Qué harán las ciudades cuando se sienten tristes y abandonadas? No pueden huir y no pueden pelear. Están obligadas a mantenerse en el mismo territorio, impávidas, sintiendo cómo sus gentes, algunas conocidas desde generaciones muy antiguas y otras recién aterrizadas, las pisan sin apenas verlas. Si las ciudades hablaran y pudieran ser escuchadas, ¿qué nos contarían? ¿qué nos reprocharían? Y nosotros, sus habitantes, algunas veces sus verdugos y otras sus salvadores, ¿querríamos saber o intentaríamos por todos los medios posibles silenciar de nuevo esas voces para que no nos resultaran molestas y seguir haciendo y deshaciendo en nombre de otros intereses? Las ciudades, despojadas en muchas ocasiones de humanidad y adornadas en otras con falsos dorados deslumbrantes, una vez que se desmoronan resulta muy difícil levantarlas y devolverlas a un buen estado de ánimo. A veces miran con envidia a otras de su entorno y entonces, en venganza, se rompen en pequeños pedazos para intentar llamar la atención. Las ciudades se han acostumbrado a crecer y decrecer según los momentos, según la historia, a verse construidas y derruidas, a ser conquistadas y a resistir, a recibir a conquistadores, dar cobijo a traidores y a echar a quienes querían quedarse.
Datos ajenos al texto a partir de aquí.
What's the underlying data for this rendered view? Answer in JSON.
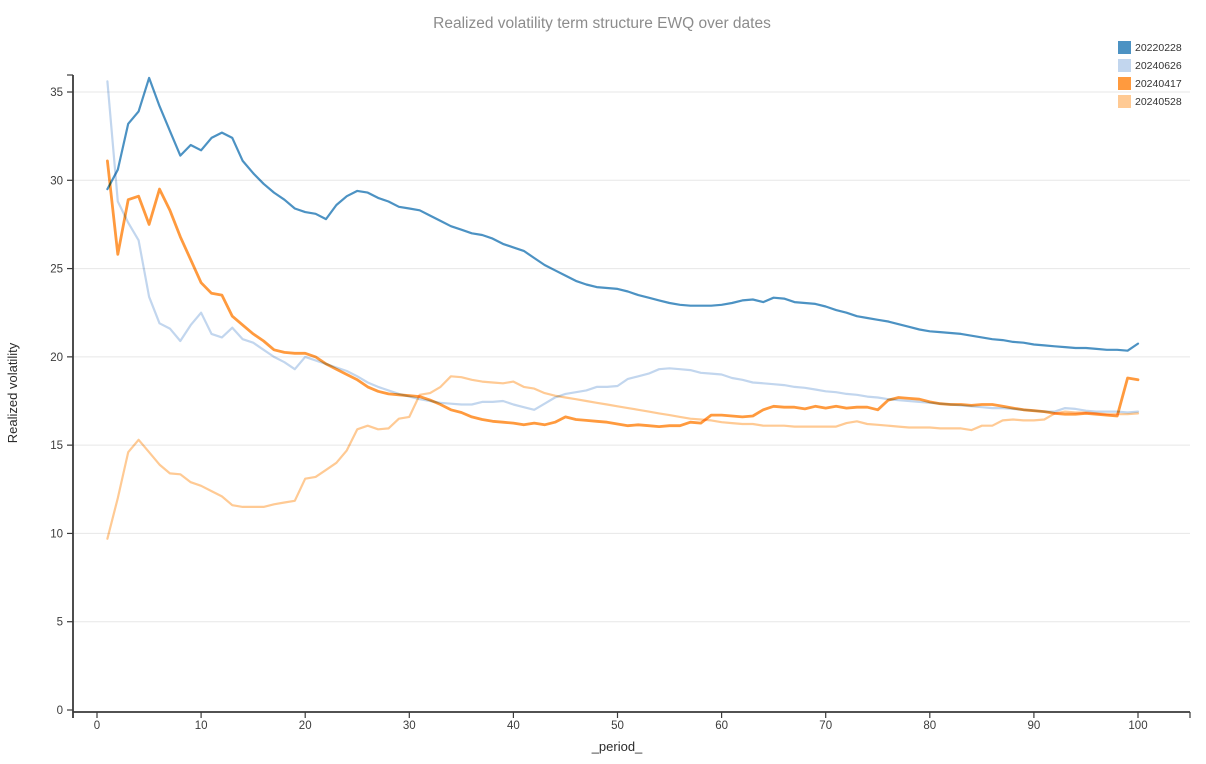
{
  "title": "Realized volatility term structure EWQ over dates",
  "chart_data": {
    "type": "line",
    "title": "Realized volatility term structure EWQ over dates",
    "xlabel": "_period_",
    "ylabel": "Realized volatility",
    "xlim": [
      -2.3,
      105
    ],
    "ylim": [
      0,
      36
    ],
    "x_ticks": [
      0,
      10,
      20,
      30,
      40,
      50,
      60,
      70,
      80,
      90,
      100
    ],
    "y_ticks": [
      0,
      5,
      10,
      15,
      20,
      25,
      30,
      35
    ],
    "grid": "horizontal-only",
    "legend_position": "top-right",
    "x_start": 1,
    "x_step": 1,
    "series": [
      {
        "name": "20220228",
        "color": "#4c92c3",
        "width": 2.2,
        "values": [
          29.5,
          30.6,
          33.2,
          33.9,
          35.8,
          34.2,
          32.8,
          31.4,
          32.0,
          31.7,
          32.4,
          32.7,
          32.4,
          31.1,
          30.4,
          29.8,
          29.3,
          28.9,
          28.4,
          28.2,
          28.1,
          27.8,
          28.6,
          29.1,
          29.4,
          29.3,
          29.0,
          28.8,
          28.5,
          28.4,
          28.3,
          28.0,
          27.7,
          27.4,
          27.2,
          27.0,
          26.9,
          26.7,
          26.4,
          26.2,
          26.0,
          25.6,
          25.2,
          24.9,
          24.6,
          24.3,
          24.1,
          23.95,
          23.9,
          23.85,
          23.7,
          23.5,
          23.35,
          23.2,
          23.05,
          22.95,
          22.9,
          22.9,
          22.9,
          22.95,
          23.05,
          23.2,
          23.25,
          23.1,
          23.35,
          23.3,
          23.1,
          23.05,
          23.0,
          22.85,
          22.65,
          22.5,
          22.3,
          22.2,
          22.1,
          22.0,
          21.85,
          21.7,
          21.55,
          21.45,
          21.4,
          21.35,
          21.3,
          21.2,
          21.1,
          21.0,
          20.95,
          20.85,
          20.8,
          20.7,
          20.65,
          20.6,
          20.55,
          20.5,
          20.5,
          20.45,
          20.4,
          20.4,
          20.35,
          20.75
        ]
      },
      {
        "name": "20240626",
        "color": "#c2d6ee",
        "width": 2.2,
        "values": [
          35.6,
          28.8,
          27.6,
          26.6,
          23.4,
          21.9,
          21.6,
          20.9,
          21.8,
          22.5,
          21.3,
          21.1,
          21.65,
          21.0,
          20.8,
          20.4,
          20.0,
          19.7,
          19.3,
          20.0,
          19.8,
          19.6,
          19.4,
          19.2,
          18.9,
          18.55,
          18.3,
          18.1,
          17.9,
          17.75,
          17.6,
          17.5,
          17.4,
          17.35,
          17.3,
          17.3,
          17.45,
          17.45,
          17.5,
          17.3,
          17.15,
          17.0,
          17.35,
          17.7,
          17.9,
          18.0,
          18.1,
          18.3,
          18.3,
          18.35,
          18.75,
          18.9,
          19.05,
          19.3,
          19.35,
          19.3,
          19.25,
          19.1,
          19.05,
          19.0,
          18.8,
          18.7,
          18.55,
          18.5,
          18.45,
          18.4,
          18.3,
          18.25,
          18.15,
          18.05,
          18.0,
          17.9,
          17.85,
          17.75,
          17.7,
          17.6,
          17.55,
          17.5,
          17.45,
          17.4,
          17.35,
          17.3,
          17.25,
          17.2,
          17.15,
          17.1,
          17.1,
          17.05,
          17.0,
          16.95,
          16.9,
          16.9,
          17.1,
          17.05,
          16.95,
          16.9,
          16.9,
          16.9,
          16.85,
          16.9
        ]
      },
      {
        "name": "20240417",
        "color": "#ff9a3e",
        "width": 2.8,
        "values": [
          31.1,
          25.8,
          28.9,
          29.1,
          27.5,
          29.5,
          28.3,
          26.8,
          25.5,
          24.2,
          23.6,
          23.5,
          22.3,
          21.8,
          21.3,
          20.9,
          20.4,
          20.25,
          20.2,
          20.2,
          20.0,
          19.6,
          19.3,
          19.0,
          18.7,
          18.3,
          18.05,
          17.9,
          17.85,
          17.8,
          17.75,
          17.55,
          17.3,
          17.0,
          16.85,
          16.6,
          16.45,
          16.35,
          16.3,
          16.25,
          16.15,
          16.25,
          16.15,
          16.3,
          16.6,
          16.45,
          16.4,
          16.35,
          16.3,
          16.2,
          16.1,
          16.15,
          16.1,
          16.05,
          16.1,
          16.1,
          16.3,
          16.25,
          16.7,
          16.7,
          16.65,
          16.6,
          16.65,
          17.0,
          17.2,
          17.15,
          17.15,
          17.05,
          17.2,
          17.1,
          17.2,
          17.1,
          17.15,
          17.15,
          17.0,
          17.55,
          17.7,
          17.65,
          17.6,
          17.45,
          17.35,
          17.3,
          17.3,
          17.25,
          17.3,
          17.3,
          17.2,
          17.1,
          17.0,
          16.95,
          16.9,
          16.8,
          16.75,
          16.75,
          16.8,
          16.75,
          16.7,
          16.65,
          18.8,
          18.7
        ]
      },
      {
        "name": "20240528",
        "color": "#ffca94",
        "width": 2.2,
        "values": [
          9.7,
          12.0,
          14.6,
          15.3,
          14.6,
          13.9,
          13.4,
          13.35,
          12.9,
          12.7,
          12.4,
          12.1,
          11.6,
          11.5,
          11.5,
          11.5,
          11.65,
          11.75,
          11.85,
          13.1,
          13.2,
          13.6,
          14.0,
          14.7,
          15.9,
          16.1,
          15.9,
          15.95,
          16.5,
          16.6,
          17.85,
          17.95,
          18.3,
          18.9,
          18.85,
          18.7,
          18.6,
          18.55,
          18.5,
          18.6,
          18.3,
          18.2,
          17.95,
          17.8,
          17.7,
          17.6,
          17.5,
          17.4,
          17.3,
          17.2,
          17.1,
          17.0,
          16.9,
          16.8,
          16.7,
          16.6,
          16.5,
          16.45,
          16.4,
          16.3,
          16.25,
          16.2,
          16.2,
          16.1,
          16.1,
          16.1,
          16.05,
          16.05,
          16.05,
          16.05,
          16.05,
          16.25,
          16.35,
          16.2,
          16.15,
          16.1,
          16.05,
          16.0,
          16.0,
          16.0,
          15.95,
          15.95,
          15.95,
          15.85,
          16.1,
          16.1,
          16.4,
          16.45,
          16.4,
          16.4,
          16.45,
          16.8,
          16.9,
          16.85,
          16.85,
          16.8,
          16.75,
          16.75,
          16.75,
          16.8
        ]
      }
    ],
    "style": {
      "title_color": "#8c8c8c",
      "axis_color": "#3a3a3a",
      "grid_color": "#e7e7e7",
      "tick_label_color": "#3c3c3c"
    }
  }
}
¿Qué hará esta ciudad cuando se sienta agotada? Ha envejecido en unos años lo que rejuveneció en décadas anteriores de este y del pasado siglo. Ha envejecido deprisa porque eso es lo que pasa cuando no te cuidan y te degradan, porque eso es lo que pasa cuando dejan que te rompas por fuera y no te alimentan por dentro, que te mueres despacito. Y cuando la ciudad muera, sus habitantes se irán debilitando y acabarán por huir, como antes huyeron de pueblos y de países y de ricas ciudades que se arruinaron. Y Ourense está agónica. Su casco histórico, desde donde debería salir la savia, está cada vez más enterrado entre escombros de edificios que se dejan morir y no se recuperan, entre pintadas que la convierten en un lugar desagradable a primera vista, entre ruinas de comercios que ya no son, entre suciedades que se acumulan y entre ruidos que empujan lejos a sus habitantes más cercanos. La ciudad no quiere mirarse porque se da pena. Sabe que cada vez ofrece menos y que cada vez la roban más. Y además también entiende que la han dejado vacía de vida y alegría. Por eso, cuando nadie está en la calle, cobijada en la oscuridad, mira hacia la Casa Consistorial y suspira. Nada espera. Y además está convencida de que las segundas partes nunca son buenas y, en especial, cuando destilan intereses que sabe ajenos a su bien. Espera resistir mientras mira con envidia hacia norte y sur, este y oeste.